Personal information
- Full name: Maxwell Stanley Gamble
- Nationality: Australian
- Born: 8 January 1939 Perth, Western Australia, Australia
- Died: 11 May 2026 (aged 87) Kalgoorlie, Western Australia, Australia

Sport
- Sport: Rowing
- Club: Perth Rowing Club

Achievements and titles
- National finals: King's Cup 1960

= Maxwell Gamble =

Australian rower (1939–2026)

Maxwell Stanley Gamble (8 January 1939 – 11 May 2026) was an Australian rower. He competed in the men's eight event at the 1960 Summer Olympics.

==Club and state rowing==
Gamble's senior club rowing was from the Edith Cowan University and later the Perth Rowing Club.

He made his sole state representative selection for Western Australia in the 1960 senior eight which contested and won the King's Cup at the Australian annual Interstate Regatta.
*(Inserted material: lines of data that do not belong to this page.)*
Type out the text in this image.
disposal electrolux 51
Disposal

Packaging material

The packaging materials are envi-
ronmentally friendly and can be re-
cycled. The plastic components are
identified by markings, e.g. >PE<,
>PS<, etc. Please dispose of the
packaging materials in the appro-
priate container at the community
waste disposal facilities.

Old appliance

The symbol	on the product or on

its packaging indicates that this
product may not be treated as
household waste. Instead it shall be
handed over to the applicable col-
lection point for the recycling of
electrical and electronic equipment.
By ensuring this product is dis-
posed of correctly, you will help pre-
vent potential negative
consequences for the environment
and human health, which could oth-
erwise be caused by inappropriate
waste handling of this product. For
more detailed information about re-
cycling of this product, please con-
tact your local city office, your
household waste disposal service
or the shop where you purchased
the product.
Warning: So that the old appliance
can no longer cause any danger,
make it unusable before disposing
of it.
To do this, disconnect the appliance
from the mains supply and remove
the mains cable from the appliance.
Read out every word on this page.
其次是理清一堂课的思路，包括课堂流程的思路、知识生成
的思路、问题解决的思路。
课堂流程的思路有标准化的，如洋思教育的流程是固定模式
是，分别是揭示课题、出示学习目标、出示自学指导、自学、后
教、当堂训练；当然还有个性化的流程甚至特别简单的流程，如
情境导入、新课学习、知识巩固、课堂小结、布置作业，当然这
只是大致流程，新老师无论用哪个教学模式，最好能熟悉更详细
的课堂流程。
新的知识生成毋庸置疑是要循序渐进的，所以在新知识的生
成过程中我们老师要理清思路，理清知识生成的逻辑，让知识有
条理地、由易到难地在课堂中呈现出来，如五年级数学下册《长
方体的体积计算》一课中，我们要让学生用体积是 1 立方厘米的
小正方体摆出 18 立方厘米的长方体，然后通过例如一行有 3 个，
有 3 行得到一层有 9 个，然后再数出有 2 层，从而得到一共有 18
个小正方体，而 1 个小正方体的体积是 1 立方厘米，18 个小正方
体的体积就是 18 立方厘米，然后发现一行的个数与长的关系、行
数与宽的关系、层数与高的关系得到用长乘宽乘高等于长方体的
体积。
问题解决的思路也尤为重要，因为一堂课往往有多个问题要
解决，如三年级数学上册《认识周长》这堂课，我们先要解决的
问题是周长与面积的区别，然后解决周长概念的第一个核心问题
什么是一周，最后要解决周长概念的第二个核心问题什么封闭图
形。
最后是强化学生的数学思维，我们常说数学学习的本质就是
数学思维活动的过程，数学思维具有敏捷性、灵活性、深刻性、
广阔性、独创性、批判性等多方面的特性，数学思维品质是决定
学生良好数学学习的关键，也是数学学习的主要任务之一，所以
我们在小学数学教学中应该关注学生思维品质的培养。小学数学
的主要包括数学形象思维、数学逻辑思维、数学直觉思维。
He benefitted from the policy adopted by coach Ken Grant to retain only two members of the 1959 WA King's Cup crew into the 1960 boat as he sought to build a heavy and more powerful eight. This enabled Gamble to take the five seat for the 1960 King's Cup win and to make Olympic representation.

==International representative rowing==
The entire West Australian champion King's Cup eight of 1960 were selected without alteration as the Australian eight to compete at the 1960 Rome Olympics. The crew was graded as the second of the seven Australian Olympic boats picked for Rome and was therefore fully funded by the Australian Olympic Committee. Gamble rowed in the five seat of the eight. They were eliminated in the repechage on Lake Albano at the 1960 Olympics.

==Death==
Gamble died in Kalgoorlie on 11 May 2026, at the age of 87.